Use warm (not hot) water in baths and showers. Limit your bathing time to five to 10 minutes, to lower your exposure to water temperature that may dry out the skin.
Use your ointment or cream immediately after bathing or washing your hands. This is the ideal time to retain the existing moisture on your skin. To cut down on a greasy look or feel, put the product in your hands and rub it in until your hands and the affected area no longer feel greasy.
Buy a humidifier, if needed. If you live or work in an area with low humidity, you may need a humidifier to add more moisture to the air. In addition to portable humidifiers, you can find out if your home heating system has a humidifier.

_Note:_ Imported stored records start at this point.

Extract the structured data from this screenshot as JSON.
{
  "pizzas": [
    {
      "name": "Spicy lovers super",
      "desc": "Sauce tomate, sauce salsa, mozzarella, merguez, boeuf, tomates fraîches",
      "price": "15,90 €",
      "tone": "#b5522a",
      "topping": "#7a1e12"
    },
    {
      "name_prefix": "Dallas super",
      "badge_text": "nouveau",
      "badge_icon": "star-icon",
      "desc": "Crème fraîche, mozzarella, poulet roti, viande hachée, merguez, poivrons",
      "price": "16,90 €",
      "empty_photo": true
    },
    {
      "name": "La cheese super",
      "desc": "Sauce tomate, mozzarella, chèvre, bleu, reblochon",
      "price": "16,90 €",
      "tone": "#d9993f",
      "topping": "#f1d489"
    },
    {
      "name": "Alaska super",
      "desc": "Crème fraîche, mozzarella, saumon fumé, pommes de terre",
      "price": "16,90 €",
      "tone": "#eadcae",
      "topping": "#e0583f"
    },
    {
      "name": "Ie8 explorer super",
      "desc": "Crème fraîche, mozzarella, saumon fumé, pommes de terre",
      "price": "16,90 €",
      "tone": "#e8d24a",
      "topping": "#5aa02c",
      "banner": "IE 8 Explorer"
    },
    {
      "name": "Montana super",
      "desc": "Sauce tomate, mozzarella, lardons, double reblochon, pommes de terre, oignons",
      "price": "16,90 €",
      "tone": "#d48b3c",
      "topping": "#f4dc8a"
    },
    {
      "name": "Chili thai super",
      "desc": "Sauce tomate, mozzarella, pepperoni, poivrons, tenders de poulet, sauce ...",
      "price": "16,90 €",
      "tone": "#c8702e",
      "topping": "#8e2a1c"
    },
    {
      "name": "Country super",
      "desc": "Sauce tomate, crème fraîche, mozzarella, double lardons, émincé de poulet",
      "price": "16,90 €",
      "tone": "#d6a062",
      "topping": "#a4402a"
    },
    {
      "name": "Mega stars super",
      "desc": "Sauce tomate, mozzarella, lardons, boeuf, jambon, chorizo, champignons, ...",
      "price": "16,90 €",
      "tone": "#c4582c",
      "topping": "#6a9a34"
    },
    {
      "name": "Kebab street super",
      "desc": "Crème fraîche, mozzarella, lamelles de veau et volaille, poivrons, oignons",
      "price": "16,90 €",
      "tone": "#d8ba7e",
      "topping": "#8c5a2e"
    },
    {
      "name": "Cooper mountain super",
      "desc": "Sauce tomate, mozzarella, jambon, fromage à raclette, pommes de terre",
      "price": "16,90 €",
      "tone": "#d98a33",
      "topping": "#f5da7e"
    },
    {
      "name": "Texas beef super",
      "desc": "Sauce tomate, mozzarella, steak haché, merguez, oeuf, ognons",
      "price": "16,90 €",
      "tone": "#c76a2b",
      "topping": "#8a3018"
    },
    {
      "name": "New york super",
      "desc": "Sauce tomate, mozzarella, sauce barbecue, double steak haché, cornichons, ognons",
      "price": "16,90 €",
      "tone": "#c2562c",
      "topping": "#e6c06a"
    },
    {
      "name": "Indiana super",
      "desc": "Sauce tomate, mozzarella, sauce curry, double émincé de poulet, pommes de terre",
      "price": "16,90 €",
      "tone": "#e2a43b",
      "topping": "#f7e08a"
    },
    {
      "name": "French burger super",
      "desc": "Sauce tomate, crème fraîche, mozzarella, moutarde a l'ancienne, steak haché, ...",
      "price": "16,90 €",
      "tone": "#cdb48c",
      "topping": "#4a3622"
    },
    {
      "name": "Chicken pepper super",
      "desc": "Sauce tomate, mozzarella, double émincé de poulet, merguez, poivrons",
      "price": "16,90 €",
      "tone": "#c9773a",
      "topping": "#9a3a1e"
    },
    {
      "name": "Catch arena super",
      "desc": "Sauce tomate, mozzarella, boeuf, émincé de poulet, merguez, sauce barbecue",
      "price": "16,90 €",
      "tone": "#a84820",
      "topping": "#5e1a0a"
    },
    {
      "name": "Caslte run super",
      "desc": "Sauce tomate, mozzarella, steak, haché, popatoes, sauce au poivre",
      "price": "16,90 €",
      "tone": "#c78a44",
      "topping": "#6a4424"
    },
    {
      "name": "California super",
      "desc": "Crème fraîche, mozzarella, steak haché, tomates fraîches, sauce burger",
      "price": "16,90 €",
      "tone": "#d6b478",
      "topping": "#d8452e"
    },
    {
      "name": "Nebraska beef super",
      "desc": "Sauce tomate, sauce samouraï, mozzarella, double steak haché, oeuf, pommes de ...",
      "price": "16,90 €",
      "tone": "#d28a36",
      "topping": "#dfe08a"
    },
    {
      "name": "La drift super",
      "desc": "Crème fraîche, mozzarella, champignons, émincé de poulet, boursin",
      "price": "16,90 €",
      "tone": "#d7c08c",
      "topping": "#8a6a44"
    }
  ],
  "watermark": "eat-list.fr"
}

If you know you’re prone to dry skin or if you want to stop dry skin problems before they occur, there are a few preventive measures you can take. Use a moisturiser daily, stick with short lukewarm showers or baths, avoid sitting near drying heat sources (like fireplaces), and use fragrance-free skin products. It’s always a good idea to drink plenty of water as well because hydrating will benefit your whole body.
When to see a healthcare provider
If your skin continues to itch and feel irritated even after using over-the-counter products, it’s time to let a healthcare provider know. This may include seeing a dermatologist. It could be that you need a stronger product to help your dry skin. That your dry skin is a sign of something else, like a chronic skin condition, is another possibility.
Dry skin can cause scaling, cracking, and irritation. It results from ageing, cold weather, taking certain medications, and having certain chronic conditions. You’re more prone to dry skin if you are over the of age 40, have black or brown skin (or fair skin), and if you smoke. Some ways to get rid of it include applying ointments or creams (regularly and also after you bathe) and using fragrance-free skin products. You should see a health provider, like a dermatologist, for dry skin if you try over-the-counter products and still have skin irritation or concerns.